Summary
This influential 2002 review by Six et al. synthesises the mechanisms by which soil organic matter is stabilised against decomposition across three principal pathways: physical protection within soil aggregates, chemical stabilisation through sorption to mineral surfaces, and the intrinsic recalcitrance of certain organic compounds. The paper provides a unifying conceptual framework that has become foundational in soil carbon research and has proven applicable across diverse land-use and management systems. The review is widely cited as a reference for understanding SOM dynamics and carbon cycling in agricultural and natural soils.
Regional applicability
The mechanistic framework presented is applicable to UK soils, as the three stabilisation pathways (aggregation, mineral association, recalcitrance) operate across temperate and boreal soils.

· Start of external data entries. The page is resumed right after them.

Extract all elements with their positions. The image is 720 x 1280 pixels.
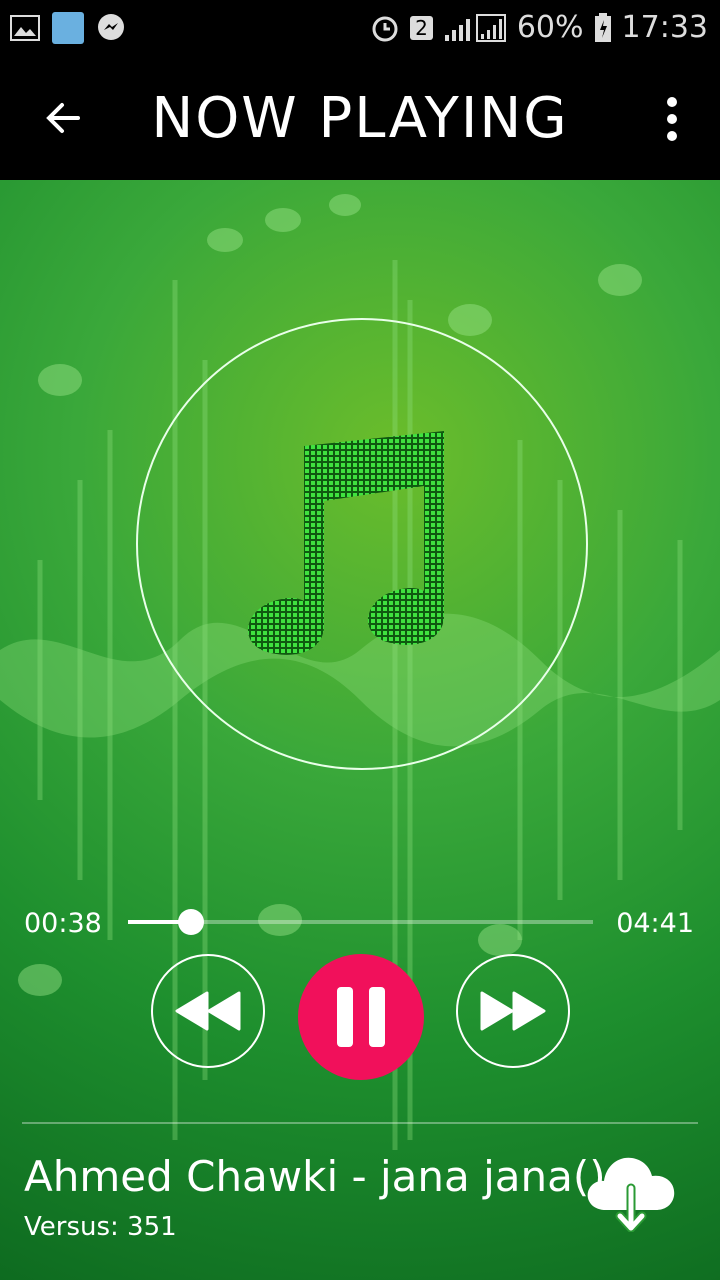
track-versus: Versus: 351 bbox=[24, 1212, 177, 1242]
messenger-icon bbox=[98, 14, 124, 40]
fast-forward-button[interactable] bbox=[456, 954, 570, 1068]
divider bbox=[22, 1122, 698, 1124]
status-bar: 2 60% 17:33 bbox=[0, 0, 720, 58]
alarm-icon bbox=[372, 16, 398, 41]
cloud-download-icon[interactable] bbox=[584, 1148, 678, 1232]
avatar bbox=[52, 12, 84, 44]
elapsed-time: 00:38 bbox=[24, 908, 102, 939]
sim-badge: 2 bbox=[410, 15, 433, 40]
music-note-icon bbox=[247, 431, 444, 655]
pause-icon bbox=[337, 987, 385, 1047]
pause-button[interactable] bbox=[298, 954, 424, 1080]
track-title: Ahmed Chawki - jana jana() bbox=[24, 1152, 606, 1201]
signal-icon bbox=[444, 13, 506, 42]
battery-icon bbox=[594, 12, 611, 42]
clock: 17:33 bbox=[621, 10, 708, 45]
rewind-icon bbox=[175, 991, 241, 1031]
fast-forward-icon bbox=[480, 991, 546, 1031]
rewind-button[interactable] bbox=[151, 954, 265, 1068]
page-title: NOW PLAYING bbox=[151, 86, 569, 151]
app-bar: NOW PLAYING bbox=[0, 58, 720, 180]
seek-bar[interactable] bbox=[128, 909, 593, 935]
more-vert-icon[interactable] bbox=[660, 94, 684, 144]
player-area: 00:38 04:41 Ahmed Chawki - jana jana() V… bbox=[0, 180, 720, 1280]
duration-time: 04:41 bbox=[616, 908, 694, 939]
seek-thumb[interactable] bbox=[177, 909, 204, 935]
image-icon bbox=[10, 15, 40, 41]
battery-percent: 60% bbox=[516, 10, 584, 45]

The review is relevant to UK soil carbon policy, regenerative agriculture initiatives, and soil health monitoring programmes, though site-specific factors (climate, soil type, management history) determine the relative importance of each mechanism.
Key measures
Mechanisms of SOM stabilisation; physical protection within aggregates; chemical stabilisation through mineral association; biochemical recalcitrance of organic compounds
Outcomes reported
The paper synthesises evidence on the principal mechanisms by which soil organic matter (SOM) resists microbial decomposition, examining physical, chemical and biochemical pathways of stabilisation. It presents a conceptual framework integrating soil aggregate protection, mineral-organic associations, and intrinsic recalcitrance of organic compounds.